You need to withhold tax from your employees’ wages and pay it to the ATO on their behalf. Single Touch Payroll (STP) has been implemented these past years to make this process as seamless as possible. You can find out everything you need to know about this on the ATO’s website, or get in touch with our team for additional information and support.


You need to process Superannuation Guarantee (SG) contributions at a minimum of 10% of your employees’ ordinary earnings. This is to eligible employees only, who are adults (18 – 69 years old) that are paid more than $450 per week. For those under 18, they need to be working for more than 30 hours each week (this applies till the 30th of June 2022). Contractors are exempt, except for in certain conditions.

Wages and Payslips

You must pay at least the minimum wage dictated by the Fair Work Commission. This is reviewed yearly on the 1st July. A payslip needs to be issued within a day of payment and it must include certain information.

Contracts and Documents

Don’t forget that a contract is designed to protect both the employee and the business! Make sure you take the time to draft a complete and compliant contract. Before commencing employment, every employee should receive the ‘Fair Work Information Statement’ as well as their contract. You also need to provide them with information regarding their health and safety on the job.
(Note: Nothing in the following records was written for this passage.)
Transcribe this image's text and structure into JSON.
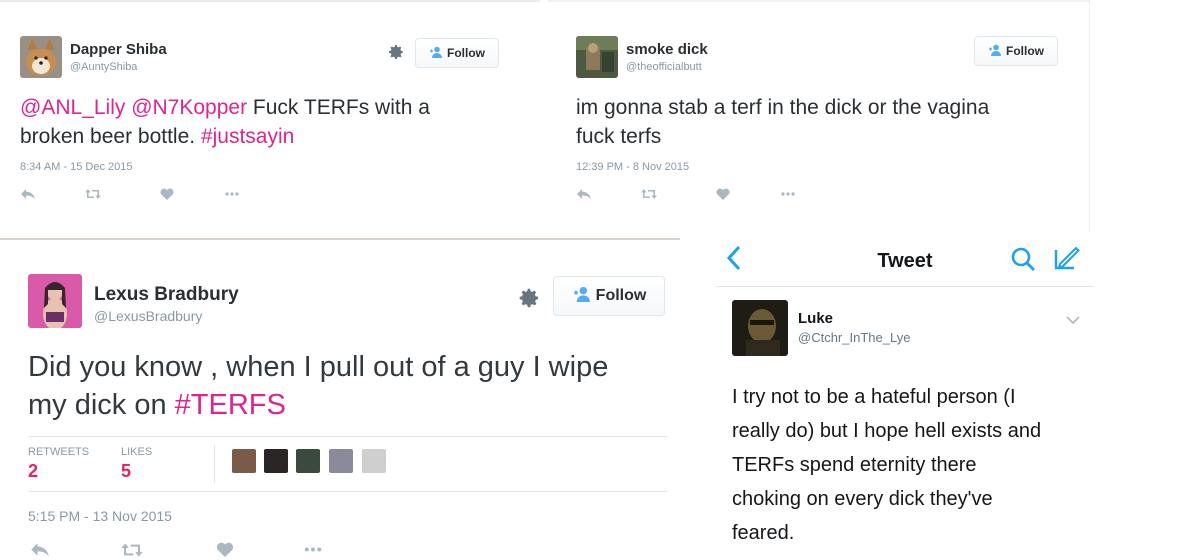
{
  "tweet1": {
    "name": "Dapper Shiba",
    "handle": "@AuntyShiba",
    "follow_label": "Follow",
    "mention1": "@ANL_Lily",
    "mention2": "@N7Kopper",
    "text_line1": " Fuck TERFs with a",
    "text_line2": "broken beer bottle. ",
    "hashtag": "#justsayin",
    "timestamp": "8:34 AM - 15 Dec 2015"
  },
  "tweet2": {
    "name": "smoke dick",
    "handle": "@theofficialbutt",
    "follow_label": "Follow",
    "text_line1": "im gonna stab a terf in the dick or the vagina",
    "text_line2": "fuck terfs",
    "timestamp": "12:39 PM - 8 Nov 2015"
  },
  "tweet3": {
    "name": "Lexus Bradbury",
    "handle": "@LexusBradbury",
    "follow_label": "Follow",
    "text_line1": "Did you know , when I pull out of a guy I wipe",
    "text_line2": "my dick on ",
    "hashtag": "#TERFS",
    "retweets_label": "RETWEETS",
    "retweets": "2",
    "likes_label": "LIKES",
    "likes": "5",
    "timestamp": "5:15 PM - 13 Nov 2015"
  },
  "tweet4": {
    "nav_title": "Tweet",
    "name": "Luke",
    "handle": "@Ctchr_InThe_Lye",
    "text_lines": [
      "I try not to be a hateful person (I",
      "really do) but I hope hell exists and",
      "TERFs spend eternity there",
      "choking on every dick they've",
      "feared."
    ]
  },
  "icons": {
    "reply": "reply-icon",
    "retweet": "retweet-icon",
    "like": "heart-icon",
    "more": "more-icon",
    "settings": "gear-icon",
    "follow": "follow-person-icon",
    "back": "chevron-left-icon",
    "search": "search-icon",
    "compose": "compose-icon"
  },
  "colors": {
    "hashtag": "#e0248f",
    "link_blue": "#55acee",
    "muted": "#8899a6",
    "count_red": "#e0245e"
  }
}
Employees are entitled to leave. This could be for holidays, because they are sick, for maternity, a bereavement or stress. Employees except casual employees are entitled to at least 4 weeks of paid leave each year.

This is by no means an exhaustive list. There are several pieces of regulation that you need to be aware of in regards to the welfare of your employee. Do make sure you familiarise yourself with these, and others, on the relevant governmental websites.